A musketeer
The author revels a lot of images of his childhood. He describes his impressions of the read books and vividly portrays situations when he put on himself the traits of the characters he admired. When all the members of the family were busy he “would slip into the study; it was already dark there; two candles were burning on the piano. I would seize my grandfather’s ruler; it was my rapier; his paper-cutter was my dagger; I became then and there the flat image of a musketeer”. As every child Sartre was impressive and he needed somebody to take an example after. As he was fatherless such examples became the characters from the novels.
Settings
Referring to his childhood attempts at writing, Sartre mentions that settings and atmosphere played a very important role for his imagination. Thus, when writing something terrible with elements of supernatural Sartre needed as he called himself “an occasion” – “nightfall, the dining-room would be bathed in shadow.

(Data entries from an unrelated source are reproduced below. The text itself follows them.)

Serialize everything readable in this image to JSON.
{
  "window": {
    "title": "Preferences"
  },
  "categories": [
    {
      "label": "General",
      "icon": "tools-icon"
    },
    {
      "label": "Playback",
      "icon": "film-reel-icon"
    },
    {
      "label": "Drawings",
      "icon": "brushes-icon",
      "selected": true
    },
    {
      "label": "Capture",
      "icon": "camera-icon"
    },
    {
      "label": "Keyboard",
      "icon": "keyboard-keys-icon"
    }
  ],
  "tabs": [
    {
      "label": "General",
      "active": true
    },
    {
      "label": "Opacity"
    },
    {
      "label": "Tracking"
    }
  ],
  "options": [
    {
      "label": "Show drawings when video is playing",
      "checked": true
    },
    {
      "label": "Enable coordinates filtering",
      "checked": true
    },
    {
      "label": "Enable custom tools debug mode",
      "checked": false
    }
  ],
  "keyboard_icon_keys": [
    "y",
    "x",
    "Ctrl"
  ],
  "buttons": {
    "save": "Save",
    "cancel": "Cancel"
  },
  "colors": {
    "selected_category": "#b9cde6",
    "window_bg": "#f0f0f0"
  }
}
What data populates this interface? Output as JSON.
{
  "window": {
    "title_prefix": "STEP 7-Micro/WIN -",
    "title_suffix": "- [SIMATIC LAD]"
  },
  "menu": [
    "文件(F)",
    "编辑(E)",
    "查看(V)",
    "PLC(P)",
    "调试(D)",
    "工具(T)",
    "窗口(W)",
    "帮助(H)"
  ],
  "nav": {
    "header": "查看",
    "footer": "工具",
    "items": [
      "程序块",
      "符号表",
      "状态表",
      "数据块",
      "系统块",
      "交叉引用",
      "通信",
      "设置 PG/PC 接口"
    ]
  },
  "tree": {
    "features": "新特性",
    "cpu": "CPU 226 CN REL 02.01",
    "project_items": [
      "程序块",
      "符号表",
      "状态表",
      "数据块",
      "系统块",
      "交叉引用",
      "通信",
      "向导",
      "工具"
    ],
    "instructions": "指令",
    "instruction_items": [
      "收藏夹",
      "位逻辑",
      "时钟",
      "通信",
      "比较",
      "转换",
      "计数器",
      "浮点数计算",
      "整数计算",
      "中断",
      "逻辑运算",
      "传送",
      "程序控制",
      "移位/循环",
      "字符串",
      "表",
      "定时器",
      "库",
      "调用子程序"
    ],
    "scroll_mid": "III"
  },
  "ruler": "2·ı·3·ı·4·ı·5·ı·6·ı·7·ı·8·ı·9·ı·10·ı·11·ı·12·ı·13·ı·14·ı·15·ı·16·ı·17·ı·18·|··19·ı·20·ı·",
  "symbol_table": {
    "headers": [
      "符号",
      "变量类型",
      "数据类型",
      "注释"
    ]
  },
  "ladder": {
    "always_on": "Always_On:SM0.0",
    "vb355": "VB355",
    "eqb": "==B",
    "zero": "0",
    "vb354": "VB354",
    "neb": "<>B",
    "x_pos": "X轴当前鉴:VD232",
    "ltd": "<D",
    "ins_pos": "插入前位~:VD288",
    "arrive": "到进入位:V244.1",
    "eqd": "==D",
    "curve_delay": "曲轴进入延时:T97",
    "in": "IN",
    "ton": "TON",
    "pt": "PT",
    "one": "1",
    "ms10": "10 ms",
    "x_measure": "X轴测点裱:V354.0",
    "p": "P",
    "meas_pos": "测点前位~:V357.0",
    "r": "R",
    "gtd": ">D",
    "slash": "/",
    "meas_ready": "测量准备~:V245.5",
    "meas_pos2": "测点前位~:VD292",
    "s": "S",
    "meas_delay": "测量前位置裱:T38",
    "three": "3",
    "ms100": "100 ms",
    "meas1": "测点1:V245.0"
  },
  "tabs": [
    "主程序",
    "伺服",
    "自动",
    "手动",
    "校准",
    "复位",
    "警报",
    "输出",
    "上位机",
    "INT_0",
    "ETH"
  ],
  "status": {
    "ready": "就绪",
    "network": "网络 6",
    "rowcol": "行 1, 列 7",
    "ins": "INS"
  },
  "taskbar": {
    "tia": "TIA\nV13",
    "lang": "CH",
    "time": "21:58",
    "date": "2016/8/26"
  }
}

I would push my little desk against the window, the anguish would stop creeping me again”. These details help to understand the writer better. For him his writings were something more that just putting in something created in the mind. Emotions described were to be real, he had put them through himself to make them realistic and true.
Cinematograph
Movies and cinemas were just entering the life of people at the beginning of the 20th century, and the young Sartre, on the pages of The Words realizes this as something new - a new kind of art. The kind of art that he himself did not perceive as art, but only as entertainment. Cinematography, the aesthetics of cinemas, as the author puts is "the art of the crowd", all this amazed Sartre and took a special place on the pages of the story. As the author says: “The future existed; the movies had revealed it to me”.